Putting it all together, here is a component definition that follows all of the guidelines above and is designed to hit ModelingToolkit's well-compiled code paths:

using ModelingToolkit
using ModelingToolkit: SymbolicT

@component function LotkaVolterra(;
        name, α = 1.3, β = 0.9, γ = 0.8, δ = 1.8)
    @parameters begin
        α = α
        β = β
        γ = γ
        δ = δ
    end
    params = SymbolicT[]
    push!(params, α)
    push!(params, β)
    push!(params, γ)
    push!(params, δ)

    @variables begin
        x(t_nounits)
        y(t_nounits)
    end
    vars = SymbolicT[]
    push!(vars, x)
    push!(vars, y)

    initial_conditions = Dict{SymbolicT, SymbolicT}()
    push!(initial_conditions, x => 3.1)
    push!(initial_conditions, y => 1.5)

    guesses = Dict{SymbolicT, SymbolicT}()

    eqs = Equation[]
    push!(eqs, D_nounits(x) ~ α * x - β * x * y)
    push!(eqs, D_nounits(y) ~ -δ * y + γ * x * y)
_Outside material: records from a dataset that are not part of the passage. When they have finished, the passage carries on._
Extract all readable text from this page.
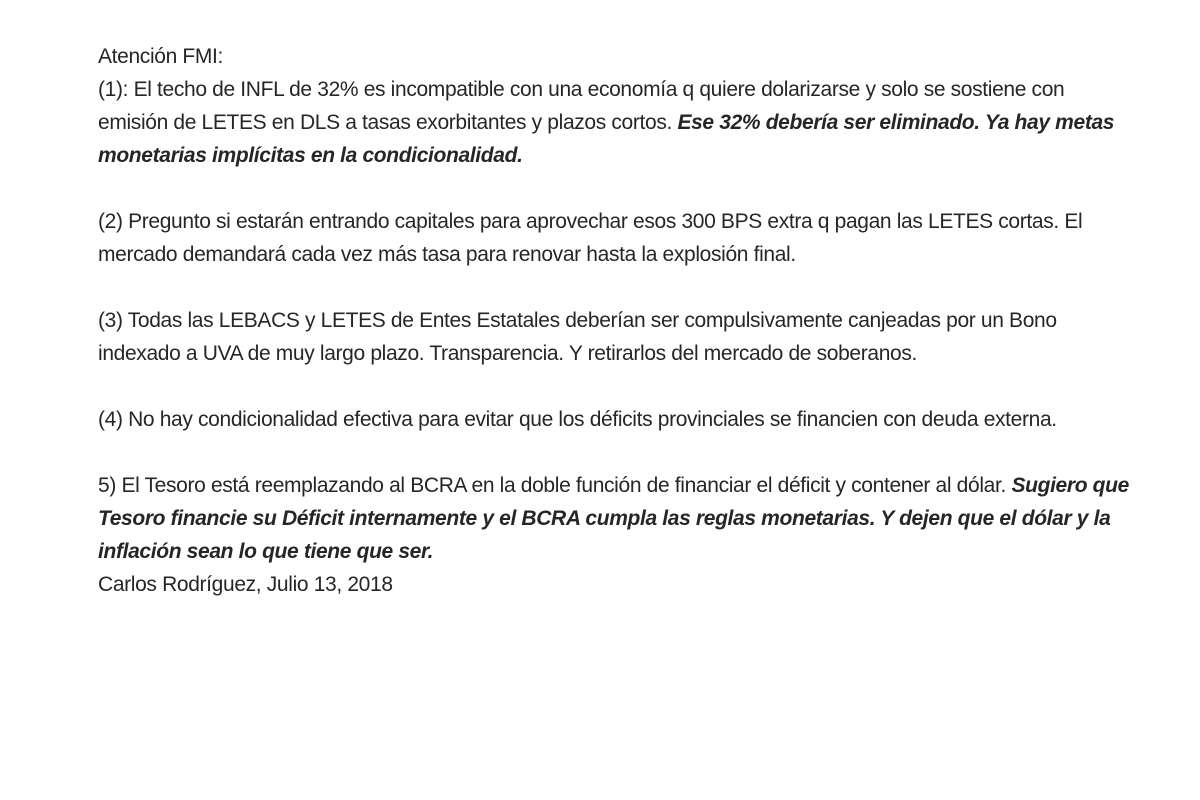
Atención FMI:

(1): El techo de INFL de 32% es incompatible con una economía q quiere dolarizarse y solo se sostiene con emisión de LETES en DLS a tasas exorbitantes y plazos cortos. Ese 32% debería ser eliminado. Ya hay metas monetarias implícitas en la condicionalidad.

(2) Pregunto si estarán entrando capitales para aprovechar esos 300 BPS extra q pagan las LETES cortas. El mercado demandará cada vez más tasa para renovar hasta la explosión final.

(3) Todas las LEBACS y LETES de Entes Estatales deberían ser compulsivamente canjeadas por un Bono indexado a UVA de muy largo plazo. Transparencia. Y retirarlos del mercado de soberanos.

(4) No hay condicionalidad efectiva para evitar que los déficits provinciales se financien con deuda externa.

5) El Tesoro está reemplazando al BCRA en la doble función de financiar el déficit y contener al dólar. Sugiero que Tesoro financie su Déficit internamente y el BCRA cumpla las reglas monetarias. Y dejen que el dólar y la inflación sean lo que tiene que ser.

Carlos Rodríguez, Julio 13, 2018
    return System(eqs, t_nounits, vars, params;
        systems = System[], initial_conditions, guesses, name)
end

Use PrecompileTools.jl

Exercising all/many of the component constructors will help ensure they are precompiled appropriately.

Diagnosing type instabilities

If you want to verify that your component definition is type-stable, Cthulhu.jl is the most reliable tool. Use @descend on the component constructor and look for red (runtime-dispatch) calls. In Cthulhu, press T to switch to Typed IR, o to enable optimizations, and w to highlight unstable code — this view is harder to read but gives the most accurate picture of what the compiler actually infers. The Julia flags --trace-compile and --trace-compile-timing are also useful for identifying methods that were not precompiled or were invalidated at load time.